A Barbaric Proposal - 55. Bölüm (Türkçe Novel)
(Klimah)-'Labirent gibi olacak. Ateşler yakında sönecek, bu yüzden onlar için endişelenmeyin ve adımlarınızı saymaya odaklanın. Burada gözlerinize güvenemezsiniz. Sadece attığınız adımların sayısına güvenin.’
Klimah ona kaleye dönüş yolunu tüm ayrıntılarıyla
anlatmıştı. Rienne ne kalenin yeraltının bu kadar yoğun olduğunu ne de buradan
dışarıya giden bir yol olduğunu fark etmişti.
(Klimah)-’Kleinfelderlar bile bu yolu
bilmiyor.’
Sadece Sör Henton biliyordu.

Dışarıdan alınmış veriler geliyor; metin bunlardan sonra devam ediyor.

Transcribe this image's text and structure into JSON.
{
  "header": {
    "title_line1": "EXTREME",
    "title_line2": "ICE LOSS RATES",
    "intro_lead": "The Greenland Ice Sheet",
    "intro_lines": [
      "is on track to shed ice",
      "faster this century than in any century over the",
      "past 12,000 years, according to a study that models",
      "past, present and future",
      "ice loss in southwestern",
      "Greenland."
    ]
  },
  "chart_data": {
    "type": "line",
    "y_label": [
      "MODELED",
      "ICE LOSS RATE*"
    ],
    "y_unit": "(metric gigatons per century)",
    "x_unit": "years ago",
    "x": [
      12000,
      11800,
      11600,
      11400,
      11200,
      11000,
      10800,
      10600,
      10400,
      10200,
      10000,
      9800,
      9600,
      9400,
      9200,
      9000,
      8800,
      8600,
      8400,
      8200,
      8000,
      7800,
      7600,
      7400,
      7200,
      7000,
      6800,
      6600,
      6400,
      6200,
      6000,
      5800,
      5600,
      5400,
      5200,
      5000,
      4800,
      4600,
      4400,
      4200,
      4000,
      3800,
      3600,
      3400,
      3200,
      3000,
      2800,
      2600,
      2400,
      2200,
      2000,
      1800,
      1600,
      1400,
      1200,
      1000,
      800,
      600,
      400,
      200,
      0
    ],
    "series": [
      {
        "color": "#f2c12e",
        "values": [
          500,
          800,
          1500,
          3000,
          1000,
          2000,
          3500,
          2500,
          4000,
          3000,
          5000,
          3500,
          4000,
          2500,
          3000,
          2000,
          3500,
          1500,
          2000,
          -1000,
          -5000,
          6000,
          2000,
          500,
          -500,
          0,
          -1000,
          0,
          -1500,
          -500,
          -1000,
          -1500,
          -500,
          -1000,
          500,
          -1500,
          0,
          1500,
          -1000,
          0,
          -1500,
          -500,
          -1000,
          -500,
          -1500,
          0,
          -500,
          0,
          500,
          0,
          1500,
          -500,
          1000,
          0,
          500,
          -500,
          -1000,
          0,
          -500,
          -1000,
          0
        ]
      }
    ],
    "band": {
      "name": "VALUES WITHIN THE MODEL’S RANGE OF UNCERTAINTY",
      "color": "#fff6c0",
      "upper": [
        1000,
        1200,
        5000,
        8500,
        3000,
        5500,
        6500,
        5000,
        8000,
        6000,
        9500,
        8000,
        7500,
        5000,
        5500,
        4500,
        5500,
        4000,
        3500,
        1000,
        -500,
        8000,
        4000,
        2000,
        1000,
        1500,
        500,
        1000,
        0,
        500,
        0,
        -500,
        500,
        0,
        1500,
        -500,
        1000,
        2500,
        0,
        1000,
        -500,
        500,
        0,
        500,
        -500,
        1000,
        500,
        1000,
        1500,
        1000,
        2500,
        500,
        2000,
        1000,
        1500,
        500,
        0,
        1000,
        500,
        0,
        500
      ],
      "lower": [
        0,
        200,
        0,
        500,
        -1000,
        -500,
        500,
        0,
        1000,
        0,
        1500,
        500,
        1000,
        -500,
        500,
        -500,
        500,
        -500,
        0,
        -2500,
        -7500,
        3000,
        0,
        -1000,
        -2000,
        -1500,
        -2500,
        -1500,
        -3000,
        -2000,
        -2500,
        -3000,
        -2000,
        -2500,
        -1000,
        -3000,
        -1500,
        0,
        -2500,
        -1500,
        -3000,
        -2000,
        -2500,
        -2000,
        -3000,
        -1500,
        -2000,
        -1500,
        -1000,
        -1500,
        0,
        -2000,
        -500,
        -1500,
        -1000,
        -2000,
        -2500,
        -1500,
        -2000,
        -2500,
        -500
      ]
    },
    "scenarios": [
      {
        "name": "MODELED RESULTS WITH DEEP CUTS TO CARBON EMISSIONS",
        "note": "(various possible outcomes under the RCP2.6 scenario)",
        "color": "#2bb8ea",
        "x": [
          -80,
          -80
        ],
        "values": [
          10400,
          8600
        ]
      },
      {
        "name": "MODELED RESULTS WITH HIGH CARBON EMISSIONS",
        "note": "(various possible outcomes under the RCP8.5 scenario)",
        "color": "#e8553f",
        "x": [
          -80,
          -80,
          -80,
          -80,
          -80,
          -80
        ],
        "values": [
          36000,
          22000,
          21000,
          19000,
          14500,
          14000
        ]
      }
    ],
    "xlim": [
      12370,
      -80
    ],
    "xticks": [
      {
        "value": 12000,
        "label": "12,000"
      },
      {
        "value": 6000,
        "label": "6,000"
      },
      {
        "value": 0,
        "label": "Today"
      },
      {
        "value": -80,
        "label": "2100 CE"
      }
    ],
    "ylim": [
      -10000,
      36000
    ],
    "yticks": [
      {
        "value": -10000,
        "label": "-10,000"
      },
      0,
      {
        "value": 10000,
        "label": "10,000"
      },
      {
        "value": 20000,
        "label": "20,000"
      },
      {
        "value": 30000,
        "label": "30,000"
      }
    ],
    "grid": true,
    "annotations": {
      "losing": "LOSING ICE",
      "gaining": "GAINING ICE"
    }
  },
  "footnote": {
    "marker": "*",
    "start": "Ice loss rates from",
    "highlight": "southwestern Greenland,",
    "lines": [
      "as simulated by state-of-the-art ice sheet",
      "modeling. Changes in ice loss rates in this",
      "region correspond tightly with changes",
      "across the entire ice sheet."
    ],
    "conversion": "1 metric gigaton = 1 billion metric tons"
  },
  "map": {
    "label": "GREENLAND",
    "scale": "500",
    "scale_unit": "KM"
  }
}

Klimah, Prens Fernand'la
birlikte kaçmak için kullandığı yolun bu olduğunu söylemişti.
Sör Henton'un Gainers ailesinin Muhafız Şövalyeleri'nin bir
üyesi olduğu düşünülürse, bu sadece bu iki grubun bilebileceği bir şey
olmalıydı. Muhtemelen Gainers ailesinin başına bir kriz gelmesi halinde kullanılmak
üzere ayrılmış gizli bir geçitti.
(Rienne) "Ancak Gainers ailesinin tüm
şövalyeleri o gün öldü, bu yüzden artık kimse bunu bilmiyor olabilir."
Şimdi bunu sadece iki kişi biliyordu. Kendisini de sayarsa
üç kişi.
Yürüdüğü yolun görünürde bir sonu yoktu ve duvarların
üzerine doğru daralıyormuş gibi hissetmesi biraz korkutucuydu. Ve üzerinde
bulunduğu patikaya basit bir 'yol' da diyemezdi. Bazı garip yapılar da vardı.
(Rienne) "Bu bir kapı değil ama duvar da
değil... Nedir bu?"
Daha yakından bakabilseydi iyi olurdu ama çok karanlıktı ve
yanında ışık kaynağı yoktu.
(Rienne) "Kraliyet kayıtlarına baksam bile, bu
konuda yazılı bir şey olacağından şüpheliyim. Bu bilgiyi ağızdan ağıza aktarmış
olmalılar."
Rienne gözlerini zar zor görünen siluetten ayırdı ve
adımlarını kafasında yeniden saymaya başladı.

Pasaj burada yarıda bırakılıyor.